Countdown to Spring

It’s a little more than a week before the start of the new semester here at the Centre d’Etudes Franco-Americain de Management (CEFAM) and the school’s sole international politics course, POL 210: Issues in International Politics, is almost set to go. The final PowerPoint presentation has been uploaded to the intranet for students, the reading list has been compiled and lesson plans for the months ahead have been prepared. As a professor, it’s time to take a final big breath before launching into another busy Spring. It’s also a chance to introduce myself and this blog to the e-IR readership, and to let you know what’s coming up in the weeks and months ahead.

Your blogger is Dr Dylan Kissane, Professor of International Politics at CEFAM in Lyon, France. We are a small liberal arts business school offering BBA and MBA degrees to students in partnership with universities in the United States and Canada. I have taught international politics at CEFAM since 2009, as well as previously serving as the school’s Research Coordinator, Assistant Dean for the MBA and, presently, Director of Graduate Studies.

My IR background is primarily located in international relations theory, with a focus on complex and chaotic international politics. I’ve presented and published my work in Australia, Europe and the Middle East – an up to date list of my work, including peer-reviewed articles, books and book sections can be found at my website.

Here at CEFAM I teach a range of courses in sociology and cultural studies, international strategy and international business, but it’s my Issues in International Politics class that I enjoy the most. Since taking over this course in 2010 I’ve made it my own and it now runs year round: in the Spring and Summer as a face-to-face course and in Fall, Spring and Summer as an online course.

In a standard IR program a course like this would be a first year survey course.

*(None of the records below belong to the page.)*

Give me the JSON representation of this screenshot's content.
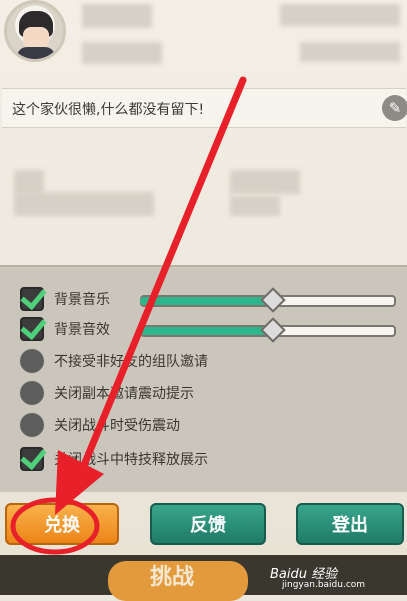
{
  "profile": {
    "signature": "这个家伙很懒,什么都没有留下!"
  },
  "settings": {
    "items": [
      {
        "label": "背景音乐",
        "checked": true,
        "volume_percent": 52
      },
      {
        "label": "背景音效",
        "checked": true,
        "volume_percent": 52
      },
      {
        "label": "不接受非好友的组队邀请",
        "checked": false
      },
      {
        "label": "关闭副本邀请震动提示",
        "checked": false
      },
      {
        "label": "关闭战斗时受伤震动",
        "checked": false
      },
      {
        "label": "关闭战斗中特技释放展示",
        "checked": true
      }
    ]
  },
  "buttons": {
    "exchange": "兑换",
    "feedback": "反馈",
    "logout": "登出"
  },
  "bottom": {
    "challenge": "挑战"
  },
  "watermark": {
    "brand": "Baidu 经验",
    "url": "jingyan.baidu.com"
  },
  "colors": {
    "accent_orange": "#ec8418",
    "accent_green": "#1f7b67",
    "slider_fill": "#2fb58b",
    "annotation_red": "#e8202a"
  }
}
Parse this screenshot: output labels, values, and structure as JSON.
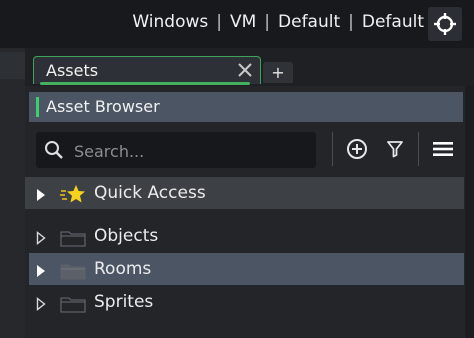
{
  "header": {
    "targets": [
      {
        "label": "Windows"
      },
      {
        "label": "VM"
      },
      {
        "label": "Default"
      },
      {
        "label": "Default"
      }
    ],
    "separator": "|",
    "target_icon": "crosshair-icon"
  },
  "tabs": [
    {
      "label": "Assets",
      "active": true
    }
  ],
  "tab_add_label": "+",
  "tab_close_label": "×",
  "panel": {
    "title": "Asset Browser",
    "search": {
      "placeholder": "Search...",
      "value": ""
    },
    "toolbar_icons": [
      "add-icon",
      "filter-icon",
      "menu-icon"
    ]
  },
  "tree": {
    "quick_access": {
      "label": "Quick Access",
      "icon": "star-icon"
    },
    "items": [
      {
        "label": "Objects",
        "icon": "folder-icon"
      },
      {
        "label": "Rooms",
        "icon": "folder-icon",
        "selected": true
      },
      {
        "label": "Sprites",
        "icon": "folder-icon"
      }
    ]
  },
  "colors": {
    "accent": "#3fcf6a",
    "selection": "#4b5563",
    "background": "#232529"
  }
}
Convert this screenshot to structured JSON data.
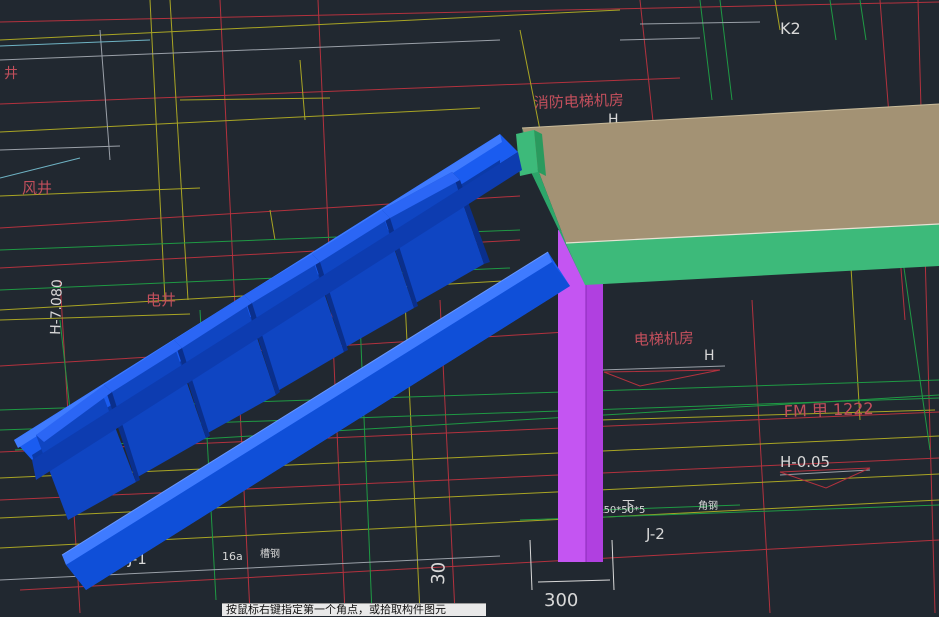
{
  "drawing_labels": {
    "grid_k2": "K2",
    "fire_elevator_room": "消防电梯机房",
    "fire_elevator_room_level": "H",
    "wind_shaft": "风井",
    "left_edge_label": "井",
    "electrical_shaft": "电井",
    "elevator_room": "电梯机房",
    "elevator_room_level": "H",
    "fire_door": "FM 甲 1222",
    "level_mark": "H-0.05",
    "angle_steel_spec": "L50*50*5",
    "angle_steel": "角钢",
    "down_arrow": "下",
    "foundation_j2": "J-2",
    "foundation_j1": "J-1",
    "channel_spec": "16a",
    "channel_steel": "槽钢",
    "dim_300": "300",
    "dim_30_rotated": "30",
    "rotated_level": "H-7.080"
  },
  "status_bar": {
    "prompt": "按鼠标右键指定第一个角点，或拾取构件图元"
  },
  "colors": {
    "background": "#212830",
    "stair_blue": "#1a5cf0",
    "slab_top": "#a39274",
    "slab_edge": "#3dba7a",
    "column_magenta": "#c455f2",
    "cad_red": "#c2404a",
    "cad_yellow": "#b3b028",
    "cad_green": "#2aa84a",
    "cad_white": "#d8d8d8"
  }
}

Covering the basics of international relations theory, broad themes in international politics, and some specific case studies of contemporary political issues, it’s a course that is meant to both whet the appetite of students for international politics and demonstrate why any future business person needs to understand the role that politics plays in the globalised world.

However, unlike a standard IR program, this is usually the only course in international politics that my students will take. My classroom is full of business majors – future financial analysts, accountants, marketing gurus, and economists – so it is a real challenge to get them interested in IR for their three hours of class with me each week. When your students would much rather be studying balance sheets than the balance of power, professors have to be creative and find ways to bring the world of international politics to life.

Political Business will be an account of just how pedagogical innovation can bring even the least interested students to life. It will record the ways through which business students are introduced to IR, how they are taught, how they learn, and the challenges that both they and I encounter in and out of the POL 210 classroom. Focused on teaching and learning in IR, this blog will give readers a chance to go ‘behind the blackboard’ and understand how a course is developed, why certain subjects are included or avoided, and the ways in which a course can subtly change each year to better reach the professor’s pedagogical goals.

I’m looking forward to blogging the semester to come for e-IR – welcome to Political Business.